Vor einem halben Jahrzehnt titelte brutkasten: „Nie mehr Parktickets“. Damals trat das 2017 gegründete Grazer Startup Arivo an, um die Schrankenanlagen dieser Welt ins digitale Zeitalter zu holen (hier geht es zum damaligen Artikel). Spult man fünf Jahre vor, hat das Gründer-Duo bestehend aus Dominik Wieser und Philipp Reitter laut eigenen Angaben dieses Ziel weitgehend erreicht und das Geschäftsmodell zusätzlich strategisch weiterentwickelt.

Vom Einzelsystem zum Parking Ökosystem

„Unser Ziel war immer, das Parken digital und einfach zu machen – das haben wir mittlerweile eigentlich schon erreicht“, blickt Wieser im Gespräch mit brutkasten zurück.

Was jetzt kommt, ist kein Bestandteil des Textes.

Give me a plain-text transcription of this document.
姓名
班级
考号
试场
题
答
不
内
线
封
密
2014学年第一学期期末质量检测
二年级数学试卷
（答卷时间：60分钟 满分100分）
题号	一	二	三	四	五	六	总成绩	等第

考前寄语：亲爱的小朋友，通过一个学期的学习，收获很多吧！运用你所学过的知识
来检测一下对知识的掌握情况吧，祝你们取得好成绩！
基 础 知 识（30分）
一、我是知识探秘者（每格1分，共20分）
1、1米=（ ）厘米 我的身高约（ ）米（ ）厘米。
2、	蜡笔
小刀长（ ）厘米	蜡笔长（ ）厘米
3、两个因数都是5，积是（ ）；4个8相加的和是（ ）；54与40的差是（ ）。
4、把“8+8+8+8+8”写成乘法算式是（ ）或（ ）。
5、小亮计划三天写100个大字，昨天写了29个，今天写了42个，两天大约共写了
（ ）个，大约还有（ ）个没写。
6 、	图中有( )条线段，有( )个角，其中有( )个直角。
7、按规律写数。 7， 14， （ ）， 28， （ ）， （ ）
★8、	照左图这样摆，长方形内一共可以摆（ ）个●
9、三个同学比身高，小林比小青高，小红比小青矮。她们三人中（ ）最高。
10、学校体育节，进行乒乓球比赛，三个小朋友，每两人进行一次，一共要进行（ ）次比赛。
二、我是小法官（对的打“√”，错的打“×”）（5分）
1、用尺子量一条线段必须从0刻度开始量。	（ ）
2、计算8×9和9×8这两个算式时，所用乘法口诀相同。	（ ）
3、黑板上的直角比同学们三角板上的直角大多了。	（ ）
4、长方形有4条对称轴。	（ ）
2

Das Grazer Unternehmen versteht sich in der Zwischenzeit als Anbieter eines ganzheitlichen Park-Ökosystems. Dabei kombiniert man eigens entwickelte Hardware mit modularen Software-Anwendungen wie digitaler Kundenverwaltung oder Pre-Booking-Lösungen.

Dieser technische Ansatz ermöglicht es Betreiber:innen, vom Hotel bis zum Skigebiet, ihre Flächen effizienter auszulasten und durch datenbasierte Angebote Zusatzumsätze zu generieren. Laut Wieser verzeichnen Kunden dadurch teils bis zu 40 Prozent mehr Umsatz. Auf rund 1.500 Flächen ist die Technologie mittlerweile im Einsatz.

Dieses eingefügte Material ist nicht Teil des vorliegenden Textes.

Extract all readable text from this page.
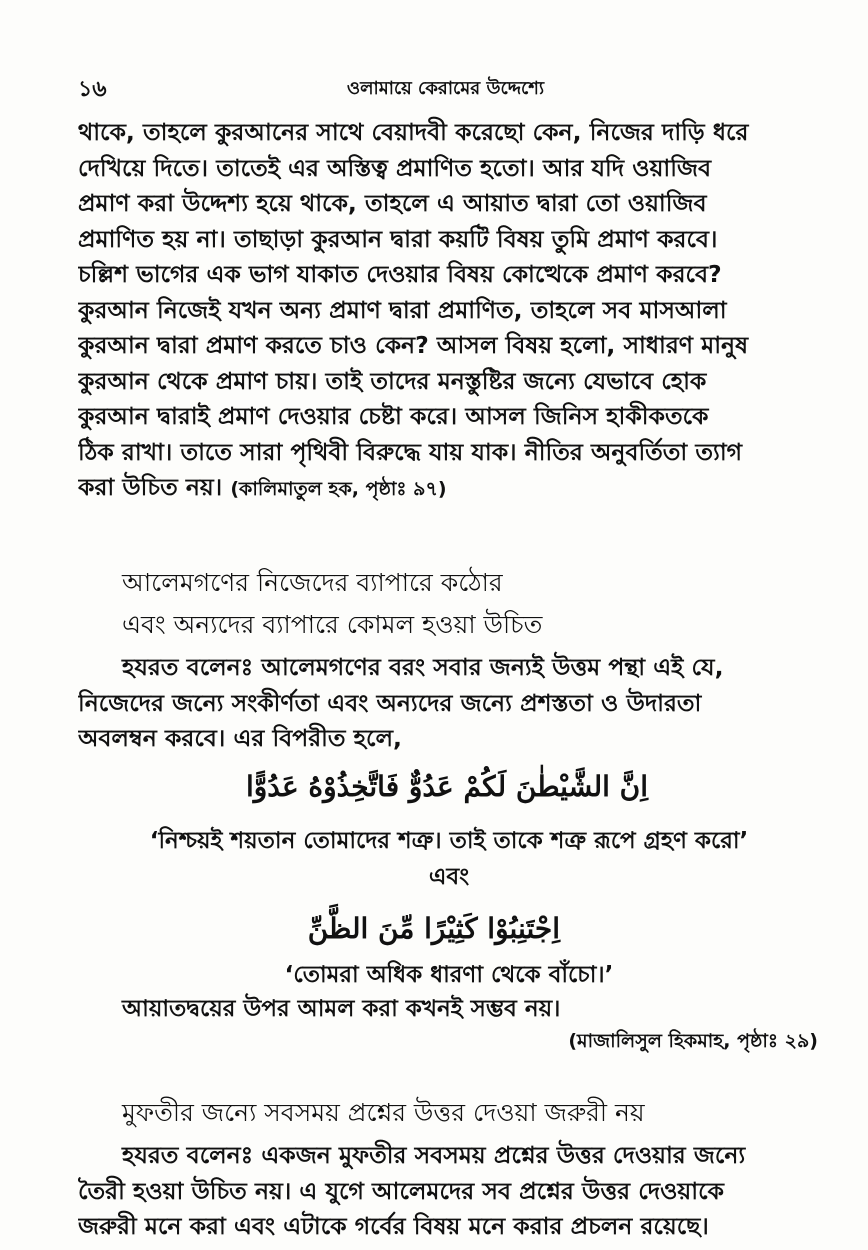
১৬	ওলামায়ে কেরামের উদ্দেশ্যে
থাকে, তাহলে কুরআনের সাথে বেয়াদবী করেছো কেন, নিজের দাড়ি ধরে
দেখিয়ে দিতে। তাতেই এর অস্তিত্ব প্রমাণিত হতো। আর যদি ওয়াজিব
প্রমাণ করা উদ্দেশ্য হয়ে থাকে, তাহলে এ আয়াত দ্বারা তো ওয়াজিব
প্রমাণিত হয় না। তাছাড়া কুরআন দ্বারা কয়টি বিষয় তুমি প্রমাণ করবে।
চল্লিশ ভাগের এক ভাগ যাকাত দেওয়ার বিষয় কোত্থেকে প্রমাণ করবে?
কুরআন নিজেই যখন অন্য প্রমাণ দ্বারা প্রমাণিত, তাহলে সব মাসআলা
কুরআন দ্বারা প্রমাণ করতে চাও কেন? আসল বিষয় হলো, সাধারণ মানুষ
কুরআন থেকে প্রমাণ চায়। তাই তাদের মনস্তুষ্টির জন্যে যেভাবে হোক
কুরআন দ্বারাই প্রমাণ দেওয়ার চেষ্টা করে। আসল জিনিস হাকীকতকে
ঠিক রাখা। তাতে সারা পৃথিবী বিরুদ্ধে যায় যাক। নীতির অনুবর্তিতা ত্যাগ
করা উচিত নয়। (কালিমাতুল হক, পৃষ্ঠাঃ ৯৭)
আলেমগণের নিজেদের ব্যাপারে কঠোর
এবং অন্যদের ব্যাপারে কোমল হওয়া উচিত
হযরত বলেনঃ আলেমগণের বরং সবার জন্যই উত্তম পন্থা এই যে,
নিজেদের জন্যে সংকীর্ণতা এবং অন্যদের জন্যে প্রশস্ততা ও উদারতা
অবলম্বন করবে। এর বিপরীত হলে,
اِنَّ الشَّيْطٰنَ لَكُمْ عَدُوٌّ فَاتَّخِذُوْهُ عَدُوًّا
‘নিশ্চয়ই শয়তান তোমাদের শত্রু। তাই তাকে শত্রু রূপে গ্রহণ করো’
এবং
اِجْتَنِبُوْا كَثِيْرًا مِّنَ الظَّنِّ
‘তোমরা অধিক ধারণা থেকে বাঁচো।’
আয়াতদ্বয়ের উপর আমল করা কখনই সম্ভব নয়।
(মাজালিসুল হিকমাহ, পৃষ্ঠাঃ ২৯)
মুফতীর জন্যে সবসময় প্রশ্নের উত্তর দেওয়া জরুরী নয়
হযরত বলেনঃ একজন মুফতীর সবসময় প্রশ্নের উত্তর দেওয়ার জন্যে
তৈরী হওয়া উচিত নয়। এ যুগে আলেমদের সব প্রশ্নের উত্তর দেওয়াকে
জরুরী মনে করা এবং এটাকে গর্বের বিষয় মনে করার প্রচলন রয়েছে।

Die Arivo Hardware im Parkhaus der Messe Graz © Arivo

Zweistellige Millionenumsätze & der Schlüssel zum Erfolg

Arivo arbeitet laut eigenen Angaben profitabel und verzeichnet mittlerweile einen Umsatz im mittleren zweistelligen Millionenbereich. 70 Prozent davon erwirtschaftet das Grazer Scaleup im Ausland, wobei Deutschland den mit Abstand stärksten Markt bildet.

Das Team ist auf knapp 100 Köpfe angewachsen und belegt im Grazer Headquarter inzwischen zwei Stockwerke. Für Wieser liegt genau hier der größte Lernprozess und der Schlüssel zum Erfolg: „Was sich schon immer wieder bestätigt ist, dass eigentlich alles an den Leuten hängt“. Trotz steigender Mitarbeiterzahlen habe man es geschafft die hands-on-Mentalität nicht zu verlieren.

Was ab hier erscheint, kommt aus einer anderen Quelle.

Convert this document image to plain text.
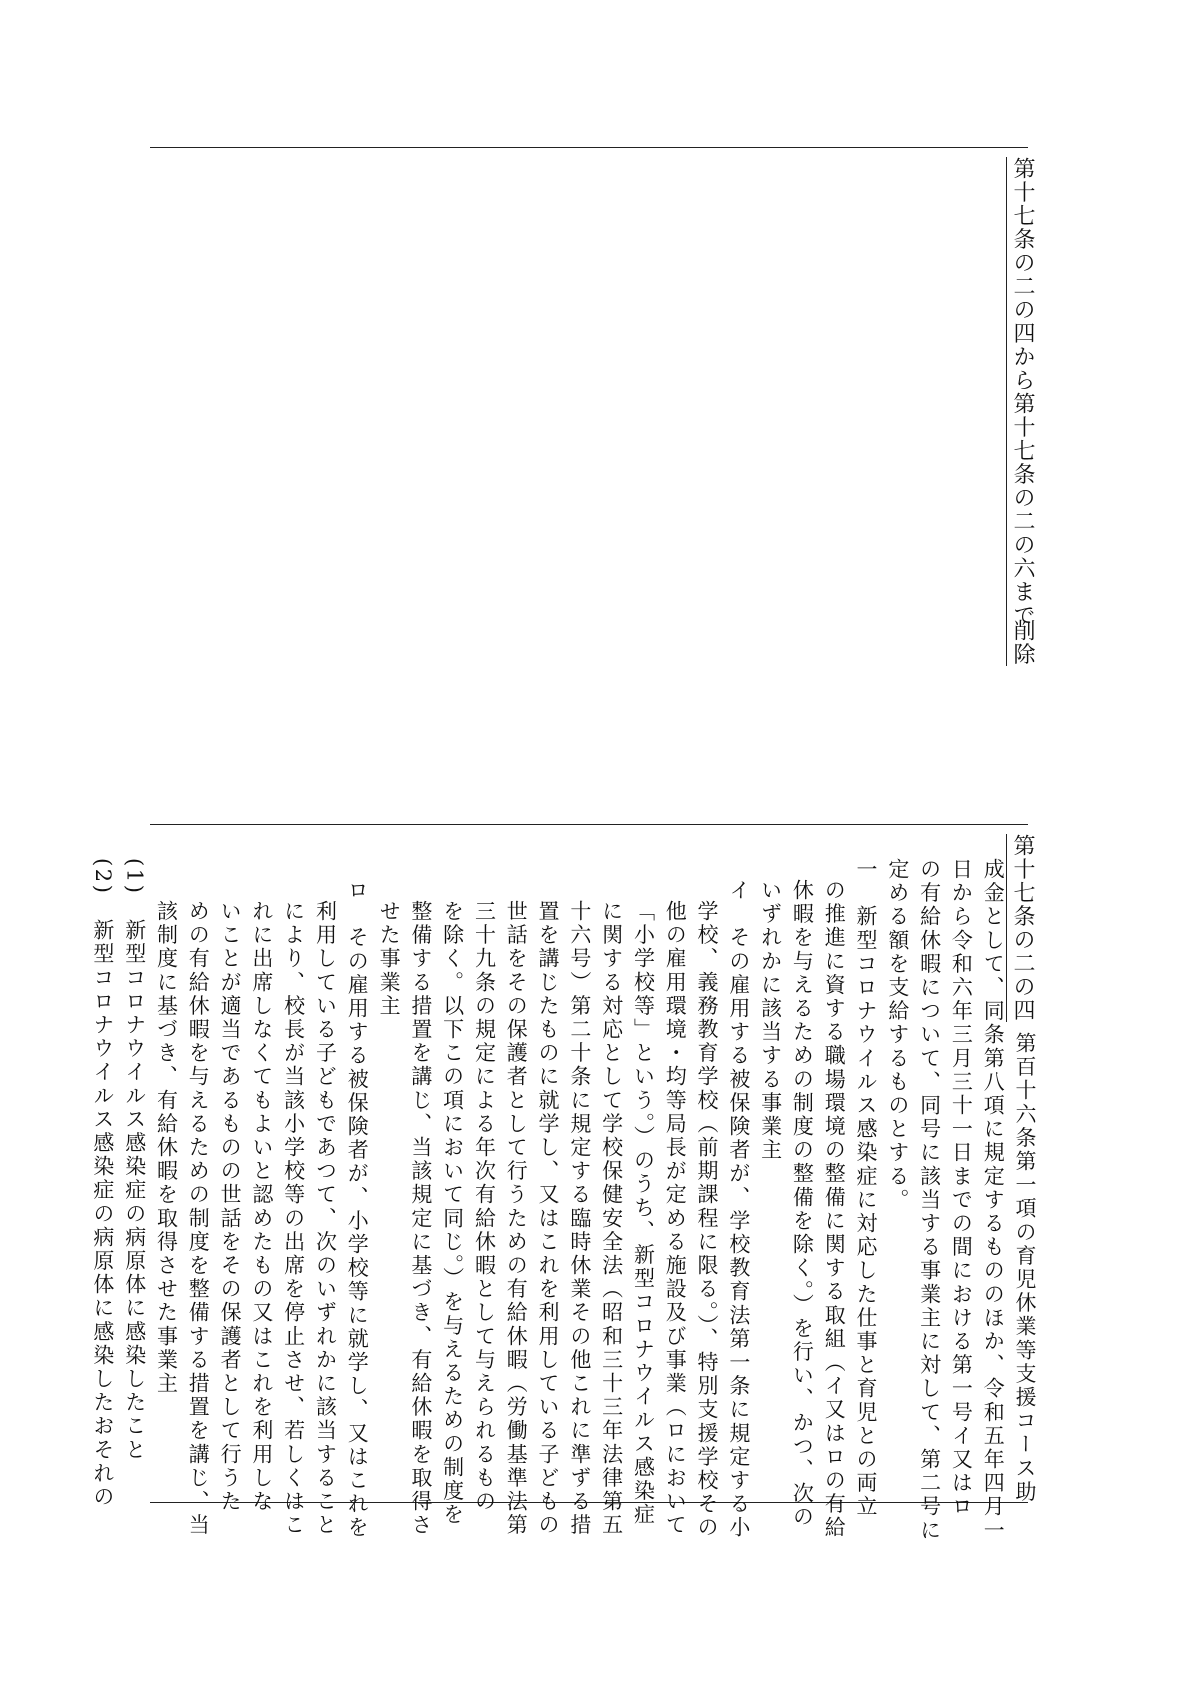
第十七条の二の四から第十七条の二の六まで
削除
第十七条の二の四
第百十六条第一項の育児休業等支援コース助
成金として、同条第八項に規定するもののほか、令和五年四月一
日から令和六年三月三十一日までの間における第一号イ又はロ
の有給休暇について、同号に該当する事業主に対して、第二号に
定める額を支給するものとする。
一　新型コロナウイルス感染症に対応した仕事と育児との両立
の推進に資する職場環境の整備に関する取組（イ又はロの有給
休暇を与えるための制度の整備を除く。）を行い、かつ、次の
いずれかに該当する事業主
イ　その雇用する被保険者が、学校教育法第一条に規定する小
学校、義務教育学校（前期課程に限る。）、特別支援学校その
他の雇用環境・均等局長が定める施設及び事業（ロにおいて
「小学校等」という。）のうち、新型コロナウイルス感染症
に関する対応として学校保健安全法（昭和三十三年法律第五
十六号）第二十条に規定する臨時休業その他これに準ずる措
置を講じたものに就学し、又はこれを利用している子どもの
世話をその保護者として行うための有給休暇（労働基準法第
三十九条の規定による年次有給休暇として与えられるもの
を除く。以下この項において同じ。）を与えるための制度を
整備する措置を講じ、当該規定に基づき、有給休暇を取得さ
せた事業主
ロ　その雇用する被保険者が、小学校等に就学し、又はこれを
利用している子どもであつて、次のいずれかに該当すること
により、校長が当該小学校等の出席を停止させ、若しくはこ
れに出席しなくてもよいと認めたもの又はこれを利用しな
いことが適当であるものの世話をその保護者として行うた
めの有給休暇を与えるための制度を整備する措置を講じ、当
該制度に基づき、有給休暇を取得させた事業主
(1)　新型コロナウイルス感染症の病原体に感染したこと
(2)　新型コロナウイルス感染症の病原体に感染したおそれの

„Wir suchen Leute, die nicht sagen: Das war immer schon so, sondern die auch hinterfragen und eigenständig Themen übernehmen, ownen und weitertreiben.“, erklärt Wieser. Aktuell hat Arivo einige Stellen im Softwaredevelopment ausgeschrieben und überlegt auch einen zusätzlichen, kleinen Standort in Klagenfurt aufzubauen.

Der bargeldlose Arivo Screen im Parkhaus der Messe Graz © Arivo

Bootstrapping statt VC-Millionen

Trotz des starken Wachstums bleibt Arivo weiterhin komplett eigenfinanziert. Anfragen externer Kapitalgeber schlägt das Gründerteam konsequent aus: „Ich glaube, es kommen jede Woche fünf Mails wo irgendwer sagt, er möchte investieren. Aber wir finden es sehr angenehm, nicht von Investoren abhängig zu sein“, gibt sich Wieser im Gespräch pragmatisch.

Die strategische Linie bleibt damit unverändert klar: Das Scaleup plant, den DACH-Raum vorerst aus eigener Kraft weiter zu durchdringen. Lediglich für eine spätere Internationalisierung über diesen Kernmarkt hinaus schließt der Gründer eine Finanzierungsrunde in der Zukunft nicht gänzlich aus.